Sunday, May 23, 2021

We Have Always Lived in the Castle


We Have Always Lived in the Castle. 1962 novel by Shirley Jackson. Last book before her death in 1965. Man, this book is dark and full of triggers. Gaslighting and family violence. Makes for a complex and sometimes unpleasant read of a total masterpiece. 

Gist of the book is that a wealthy Vermont family, devasted by the poisoning deaths of several relatives living on the estate, are more or less complete pariahs in the backwoods town they inhabit. It is to the point that only one of the three people living in the house can get food and things, and she is constantly harassed whenever she does. This is the eighteen-year-old Merricat Blackwood, the novel’s unreliable narrator. She lives with her uncle, Julian, and sister Constance, both of the Grey Gardens persuasion type shut-in. Things are going fine, I guess, until their relative Charles shows up, sort of woos/takes advantage of Constance, and looks for ways to steal the family fortune. He also maybe encourages the idiot townspeople to be cunty to the Blackwoods.
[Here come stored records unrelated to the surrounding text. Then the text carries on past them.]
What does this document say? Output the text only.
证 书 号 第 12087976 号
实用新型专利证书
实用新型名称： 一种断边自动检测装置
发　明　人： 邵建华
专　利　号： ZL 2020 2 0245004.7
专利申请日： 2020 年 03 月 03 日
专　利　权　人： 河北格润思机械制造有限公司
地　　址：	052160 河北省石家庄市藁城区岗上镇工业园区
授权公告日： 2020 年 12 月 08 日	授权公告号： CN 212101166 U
This until, you know, possible poisoners get tired of his shit.
 
I’ve had a long fascination with the “other” and the way dumb fucks treat them in works of fiction and film. This is fucking dripping with that shit and is a significant theme in most of Jackson’s work.
 
Not sure I would have liked this book as much if I’d read it at another time in my life. But I am unfortunately able to identify with the agoraphobia of the main characters. Without giving too much away, it is brutal that, in the end, with the house barely livable, they choose to retreat further inward. With this time of covid coming to an end, with fear still present despite being vaccinated, I get the sentiment.